I wonder if, at some point, youth travel baseball and softball will start getting as much negative publicity as AAU basketball has received. It probably should. Like Keown alludes to and I stated here, hometown Little Leagues are being destroyed. Maybe I'm being nostalgic, but that was a huge bonding experience growing up, for us kids and for the community of parents and relatives that attended. The concession stand was the place to be all summer long. The best of us went on to play in high school together, too. But, mostly, it just was a great way to get to know the people in your town other than at the elementary school you attended.

I guess you can't stop progress. But we're losing something, the same way high school basketball has suffered at the hands of AAU.
 
FWIW, I posted a link to the Kewon column in the same post as I did Wetzel's pay-the-players column.

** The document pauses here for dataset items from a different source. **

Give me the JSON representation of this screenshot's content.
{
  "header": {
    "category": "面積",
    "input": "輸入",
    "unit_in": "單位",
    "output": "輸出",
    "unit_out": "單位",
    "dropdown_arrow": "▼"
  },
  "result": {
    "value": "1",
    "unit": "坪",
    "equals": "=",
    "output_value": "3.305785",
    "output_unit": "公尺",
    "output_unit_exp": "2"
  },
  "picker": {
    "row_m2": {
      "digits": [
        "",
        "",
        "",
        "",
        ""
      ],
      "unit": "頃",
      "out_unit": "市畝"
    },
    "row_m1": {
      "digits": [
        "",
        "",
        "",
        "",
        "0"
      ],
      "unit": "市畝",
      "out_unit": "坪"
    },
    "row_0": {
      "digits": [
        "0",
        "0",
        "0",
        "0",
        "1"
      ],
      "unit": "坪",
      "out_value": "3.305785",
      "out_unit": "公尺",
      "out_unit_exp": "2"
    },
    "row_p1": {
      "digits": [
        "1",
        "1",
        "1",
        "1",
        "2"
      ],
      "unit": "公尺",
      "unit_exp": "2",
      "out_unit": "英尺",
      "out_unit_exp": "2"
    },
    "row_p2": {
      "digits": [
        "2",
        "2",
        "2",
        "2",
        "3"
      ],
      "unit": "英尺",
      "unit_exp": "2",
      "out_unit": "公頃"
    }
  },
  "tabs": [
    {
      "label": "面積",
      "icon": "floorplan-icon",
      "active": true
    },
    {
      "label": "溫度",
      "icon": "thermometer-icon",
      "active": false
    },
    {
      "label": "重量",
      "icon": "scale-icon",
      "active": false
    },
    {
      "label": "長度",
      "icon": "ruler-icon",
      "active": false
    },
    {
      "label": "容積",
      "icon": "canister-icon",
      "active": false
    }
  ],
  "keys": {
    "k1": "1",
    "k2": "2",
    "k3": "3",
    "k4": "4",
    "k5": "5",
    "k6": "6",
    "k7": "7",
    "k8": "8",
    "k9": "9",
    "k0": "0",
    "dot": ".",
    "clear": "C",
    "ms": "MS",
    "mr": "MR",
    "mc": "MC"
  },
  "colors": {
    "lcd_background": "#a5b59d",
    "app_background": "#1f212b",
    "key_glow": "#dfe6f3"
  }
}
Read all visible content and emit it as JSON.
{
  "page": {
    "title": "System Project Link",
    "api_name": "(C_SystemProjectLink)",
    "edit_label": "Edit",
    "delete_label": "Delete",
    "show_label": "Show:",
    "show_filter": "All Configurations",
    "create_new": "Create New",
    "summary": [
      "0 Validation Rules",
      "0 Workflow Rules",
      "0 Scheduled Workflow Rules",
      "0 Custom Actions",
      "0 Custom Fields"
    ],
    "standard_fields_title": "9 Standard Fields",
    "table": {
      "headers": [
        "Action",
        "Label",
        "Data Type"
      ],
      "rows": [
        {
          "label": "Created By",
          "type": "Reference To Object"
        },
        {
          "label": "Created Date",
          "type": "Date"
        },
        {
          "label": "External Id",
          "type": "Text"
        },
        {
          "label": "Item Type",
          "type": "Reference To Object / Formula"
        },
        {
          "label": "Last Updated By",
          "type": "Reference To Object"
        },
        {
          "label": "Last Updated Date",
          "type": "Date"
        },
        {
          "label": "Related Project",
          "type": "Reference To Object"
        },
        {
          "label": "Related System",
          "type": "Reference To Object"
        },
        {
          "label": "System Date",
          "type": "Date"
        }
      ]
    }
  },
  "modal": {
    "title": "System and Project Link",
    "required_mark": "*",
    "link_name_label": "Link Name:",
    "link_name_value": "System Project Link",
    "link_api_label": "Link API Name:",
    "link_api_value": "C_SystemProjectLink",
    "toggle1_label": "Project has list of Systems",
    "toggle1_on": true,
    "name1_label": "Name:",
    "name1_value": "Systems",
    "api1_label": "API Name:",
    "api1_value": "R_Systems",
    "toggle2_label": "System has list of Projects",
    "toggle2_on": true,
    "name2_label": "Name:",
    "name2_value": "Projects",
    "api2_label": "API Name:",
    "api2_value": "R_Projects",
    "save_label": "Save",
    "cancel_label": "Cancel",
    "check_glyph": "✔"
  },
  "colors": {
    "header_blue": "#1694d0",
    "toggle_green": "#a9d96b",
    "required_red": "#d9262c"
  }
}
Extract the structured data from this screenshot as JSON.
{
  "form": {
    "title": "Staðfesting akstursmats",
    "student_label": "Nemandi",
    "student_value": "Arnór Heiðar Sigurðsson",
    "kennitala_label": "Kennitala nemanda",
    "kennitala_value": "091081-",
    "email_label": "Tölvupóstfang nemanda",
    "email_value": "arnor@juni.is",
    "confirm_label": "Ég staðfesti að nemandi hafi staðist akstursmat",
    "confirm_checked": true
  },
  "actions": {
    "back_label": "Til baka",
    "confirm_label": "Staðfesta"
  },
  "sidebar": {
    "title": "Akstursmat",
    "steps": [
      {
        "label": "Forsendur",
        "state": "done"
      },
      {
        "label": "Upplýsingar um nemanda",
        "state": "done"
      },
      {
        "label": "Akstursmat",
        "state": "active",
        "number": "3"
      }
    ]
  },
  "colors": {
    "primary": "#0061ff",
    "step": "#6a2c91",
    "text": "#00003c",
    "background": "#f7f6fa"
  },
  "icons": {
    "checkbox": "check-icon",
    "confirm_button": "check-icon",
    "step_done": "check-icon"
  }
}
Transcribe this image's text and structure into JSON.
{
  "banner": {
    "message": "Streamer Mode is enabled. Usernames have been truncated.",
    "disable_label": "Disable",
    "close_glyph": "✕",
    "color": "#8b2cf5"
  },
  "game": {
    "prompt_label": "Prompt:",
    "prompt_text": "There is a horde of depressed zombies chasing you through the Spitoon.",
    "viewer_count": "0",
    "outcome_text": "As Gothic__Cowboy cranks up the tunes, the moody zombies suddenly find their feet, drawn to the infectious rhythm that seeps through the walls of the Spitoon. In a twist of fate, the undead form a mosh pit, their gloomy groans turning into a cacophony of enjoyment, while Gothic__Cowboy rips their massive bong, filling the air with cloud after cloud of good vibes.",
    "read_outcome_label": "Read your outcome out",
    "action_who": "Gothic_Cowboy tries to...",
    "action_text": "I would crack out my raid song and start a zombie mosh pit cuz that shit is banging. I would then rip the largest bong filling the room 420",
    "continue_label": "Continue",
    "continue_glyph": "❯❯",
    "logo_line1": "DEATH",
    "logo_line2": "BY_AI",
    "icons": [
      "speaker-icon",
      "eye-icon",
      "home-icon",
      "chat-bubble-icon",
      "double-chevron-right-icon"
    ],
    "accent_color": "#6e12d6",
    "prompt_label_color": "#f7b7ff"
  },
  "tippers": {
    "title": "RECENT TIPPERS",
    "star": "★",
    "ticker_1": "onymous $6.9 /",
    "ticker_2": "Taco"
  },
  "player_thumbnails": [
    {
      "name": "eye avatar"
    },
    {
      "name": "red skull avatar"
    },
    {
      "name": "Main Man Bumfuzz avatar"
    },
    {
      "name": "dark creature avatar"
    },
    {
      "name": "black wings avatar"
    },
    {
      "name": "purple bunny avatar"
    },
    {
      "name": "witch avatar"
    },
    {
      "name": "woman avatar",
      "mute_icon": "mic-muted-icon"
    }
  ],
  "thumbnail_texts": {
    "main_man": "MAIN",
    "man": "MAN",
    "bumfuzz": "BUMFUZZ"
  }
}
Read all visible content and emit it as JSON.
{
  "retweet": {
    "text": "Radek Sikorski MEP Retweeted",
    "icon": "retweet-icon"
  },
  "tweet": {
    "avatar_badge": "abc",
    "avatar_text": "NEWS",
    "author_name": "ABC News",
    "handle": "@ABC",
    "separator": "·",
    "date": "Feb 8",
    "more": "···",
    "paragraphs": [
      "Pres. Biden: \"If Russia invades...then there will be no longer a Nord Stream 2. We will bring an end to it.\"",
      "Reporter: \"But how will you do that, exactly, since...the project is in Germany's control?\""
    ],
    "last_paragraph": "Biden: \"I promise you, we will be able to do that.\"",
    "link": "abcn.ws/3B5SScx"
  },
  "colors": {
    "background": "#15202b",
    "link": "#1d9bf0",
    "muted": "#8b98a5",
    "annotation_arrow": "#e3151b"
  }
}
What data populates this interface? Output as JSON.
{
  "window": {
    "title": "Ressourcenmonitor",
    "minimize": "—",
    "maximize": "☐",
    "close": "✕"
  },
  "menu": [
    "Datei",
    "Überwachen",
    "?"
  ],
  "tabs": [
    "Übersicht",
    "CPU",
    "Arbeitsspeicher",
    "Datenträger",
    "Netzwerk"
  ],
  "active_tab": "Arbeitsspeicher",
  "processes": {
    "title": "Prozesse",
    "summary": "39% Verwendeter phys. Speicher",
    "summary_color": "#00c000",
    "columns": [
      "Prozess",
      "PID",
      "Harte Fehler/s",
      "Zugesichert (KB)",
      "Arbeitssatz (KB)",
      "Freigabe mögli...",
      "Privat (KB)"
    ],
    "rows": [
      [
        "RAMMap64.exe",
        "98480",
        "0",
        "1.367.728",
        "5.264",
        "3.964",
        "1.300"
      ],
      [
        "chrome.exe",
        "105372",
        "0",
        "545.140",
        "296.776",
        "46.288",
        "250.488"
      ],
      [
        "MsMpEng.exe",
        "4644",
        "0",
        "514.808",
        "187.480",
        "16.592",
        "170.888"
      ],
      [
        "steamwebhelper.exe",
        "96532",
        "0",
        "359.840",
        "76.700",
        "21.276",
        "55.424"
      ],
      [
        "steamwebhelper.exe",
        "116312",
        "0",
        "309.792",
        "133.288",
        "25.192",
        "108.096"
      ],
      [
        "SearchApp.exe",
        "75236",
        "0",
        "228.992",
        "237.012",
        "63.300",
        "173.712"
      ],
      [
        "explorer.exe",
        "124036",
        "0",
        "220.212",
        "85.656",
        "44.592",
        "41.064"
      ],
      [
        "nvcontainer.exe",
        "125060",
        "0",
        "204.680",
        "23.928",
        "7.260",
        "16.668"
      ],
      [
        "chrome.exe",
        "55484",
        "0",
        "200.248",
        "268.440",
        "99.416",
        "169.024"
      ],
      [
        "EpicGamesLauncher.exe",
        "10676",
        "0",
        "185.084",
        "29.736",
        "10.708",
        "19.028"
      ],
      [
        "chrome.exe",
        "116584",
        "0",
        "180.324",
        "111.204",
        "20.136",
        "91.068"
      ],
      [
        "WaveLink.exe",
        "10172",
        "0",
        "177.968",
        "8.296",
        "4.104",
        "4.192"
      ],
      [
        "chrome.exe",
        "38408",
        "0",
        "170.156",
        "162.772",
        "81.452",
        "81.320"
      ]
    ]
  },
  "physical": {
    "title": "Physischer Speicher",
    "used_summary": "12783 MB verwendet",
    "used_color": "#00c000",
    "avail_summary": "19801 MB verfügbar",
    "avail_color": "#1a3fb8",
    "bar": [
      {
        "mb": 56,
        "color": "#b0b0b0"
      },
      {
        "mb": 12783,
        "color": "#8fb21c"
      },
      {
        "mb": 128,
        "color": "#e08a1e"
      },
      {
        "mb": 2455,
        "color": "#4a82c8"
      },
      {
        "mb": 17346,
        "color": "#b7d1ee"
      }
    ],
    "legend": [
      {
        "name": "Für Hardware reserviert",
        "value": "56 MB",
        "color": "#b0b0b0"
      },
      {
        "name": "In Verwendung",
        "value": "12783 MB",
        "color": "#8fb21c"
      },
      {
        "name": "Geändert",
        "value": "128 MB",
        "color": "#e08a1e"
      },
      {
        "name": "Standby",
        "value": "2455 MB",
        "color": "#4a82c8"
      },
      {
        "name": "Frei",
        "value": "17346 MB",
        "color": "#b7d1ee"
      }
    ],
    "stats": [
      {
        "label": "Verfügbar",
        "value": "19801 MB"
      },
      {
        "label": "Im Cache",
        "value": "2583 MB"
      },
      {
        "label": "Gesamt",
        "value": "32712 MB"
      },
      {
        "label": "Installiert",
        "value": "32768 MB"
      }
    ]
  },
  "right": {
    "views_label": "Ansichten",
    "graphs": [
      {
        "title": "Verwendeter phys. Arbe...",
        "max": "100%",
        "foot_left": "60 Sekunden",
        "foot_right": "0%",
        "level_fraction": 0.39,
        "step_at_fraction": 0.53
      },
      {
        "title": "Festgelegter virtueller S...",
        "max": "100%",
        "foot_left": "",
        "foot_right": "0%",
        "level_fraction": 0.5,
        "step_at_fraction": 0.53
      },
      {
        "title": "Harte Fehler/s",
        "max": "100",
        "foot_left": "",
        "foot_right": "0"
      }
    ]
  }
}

Sometimes, though, I wonder if Little League might be losing communities to Ripken and similar leagues out of inflexibility on boundaries, rules and the like. A couple of years ago when the youth league here announced it was leaving Little League to affiliate with Ripken, one of the things they cited was LL's inflexibility when they wanted to adjust borders to reflect how the city's population had shifted. There was also a case where kids in some schools that were in the city's school district had to play in a league in an adjoining town, because of the way the lines were drawn many years ago. I sensed a bit of the "this is how we've always done it and will continue to do it" attitude I got when I covered a lot of American Legion ball.

Covered a couple of Ripken tournaments summer before last and liked how they didn't go cookie-cutter on dimensions, i.e. having longer basepaths for the older kids than the younger.